The discordant note is a realistic misunderstanding that cautions lovers everywhere to eschew assumptions. Aniruddh, self-made, self-reliant and touchy, assumes Kavita is sacrificing her youth and beauty at the altar of service and backs off. But his assumption is incorrect. For Kavita, who went into a shell after her untimely widowhood, Aniruddh is a charismatic, take-charge kind of a guy she loves. He happens to be visually challenged, and while aware of it, she does not see it as her excuse to wear a halo. Aniruddh, who has made self-reliance a religion for himself and his boys, has to learn that love means co-dependence, and this is true for everyone, sighted or otherwise.

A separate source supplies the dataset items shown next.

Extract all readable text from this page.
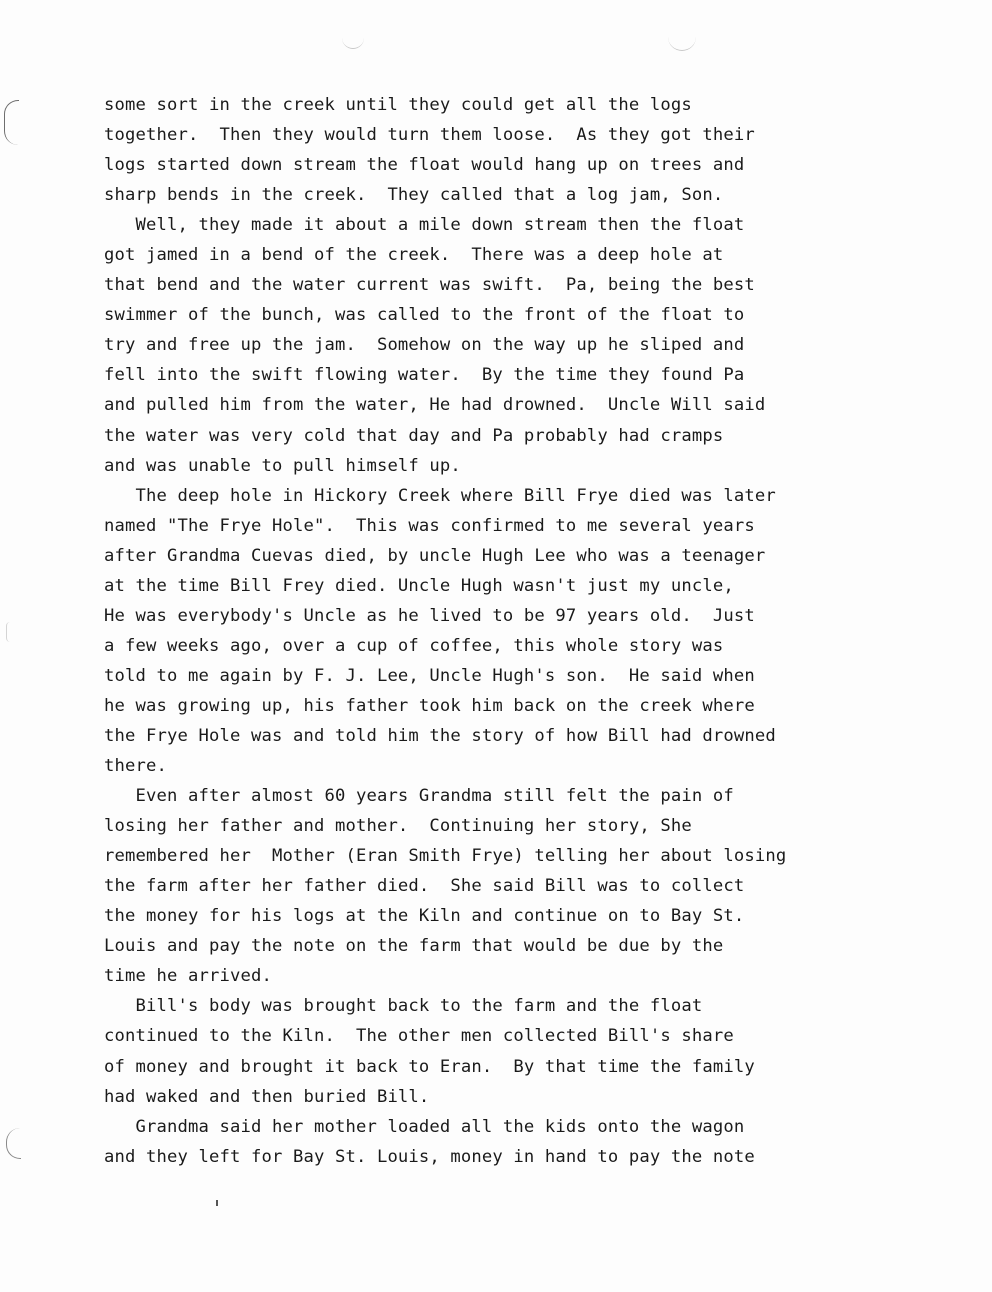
some sort in the creek until they could get all the logs
together.  Then they would turn them loose.  As they got their
logs started down stream the float would hang up on trees and
sharp bends in the creek.  They called that a log jam, Son.
Well, they made it about a mile down stream then the float
got jamed in a bend of the creek.  There was a deep hole at
that bend and the water current was swift.  Pa, being the best
swimmer of the bunch, was called to the front of the float to
try and free up the jam.  Somehow on the way up he sliped and
fell into the swift flowing water.  By the time they found Pa
and pulled him from the water, He had drowned.  Uncle Will said
the water was very cold that day and Pa probably had cramps
and was unable to pull himself up.
The deep hole in Hickory Creek where Bill Frye died was later
named "The Frye Hole".  This was confirmed to me several years
after Grandma Cuevas died, by uncle Hugh Lee who was a teenager
at the time Bill Frey died. Uncle Hugh wasn't just my uncle,
He was everybody's Uncle as he lived to be 97 years old.  Just
a few weeks ago, over a cup of coffee, this whole story was
told to me again by F. J. Lee, Uncle Hugh's son.  He said when
he was growing up, his father took him back on the creek where
the Frye Hole was and told him the story of how Bill had drowned
there.
Even after almost 60 years Grandma still felt the pain of
losing her father and mother.  Continuing her story, She
remembered her  Mother (Eran Smith Frye) telling her about losing
the farm after her father died.  She said Bill was to collect
the money for his logs at the Kiln and continue on to Bay St.
Louis and pay the note on the farm that would be due by the
time he arrived.
Bill's body was brought back to the farm and the float
continued to the Kiln.  The other men collected Bill's share
of money and brought it back to Eran.  By that time the family
had waked and then buried Bill.
Grandma said her mother loaded all the kids onto the wagon
and they left for Bay St. Louis, money in hand to pay the note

But Sparsh is more than a love story. Woven within it is the wonderfully progressive school for the visually challenged, which Kavita enters, and becomes a part of. Forty years ago, when “visually challenged” and “inclusiveness” were not the buzzwords that they are now, Paranjpye makes a film that treats visually challenged schoolboys as spunky kids and not sad metaphors. Boys reading a Braille book or tracing a globe with raised contours, playing cricket with a ball like a rattle, chanting an impromptu rhyme on boring canteen food… these are moments of unalloyed joy. There is no exaggeration of the handicap or implied saintliness to manipulate the viewer’s pity.

The film, like Aniruddh, shuns pity, realistically working towards ensuring empathy and respect for its characters. So, the only sighted boy in school feels hurt that the teacher (Kavita) pays him the least attention. So, Kavita chooses a sari, which she wants Aniruddh to like on her, by closing her eyes and feeling the fabric. So, Aniruddh’s visually challenged friend (Om Puri), in an impassioned outburst of grief after his wife’s death speaks of how her care made him dependent, ringing alarm bells inside Aniruddh’s head.

Naseer and Shabana’s performances will charm your socks off. So will the boys. The only weak link is Kavita’s friend Manju (Sudha Chopra) who steps in and makes things right between Aniruddh and Kavita. Otherwise, Sparsh touches you subtly, imprinting itself forever.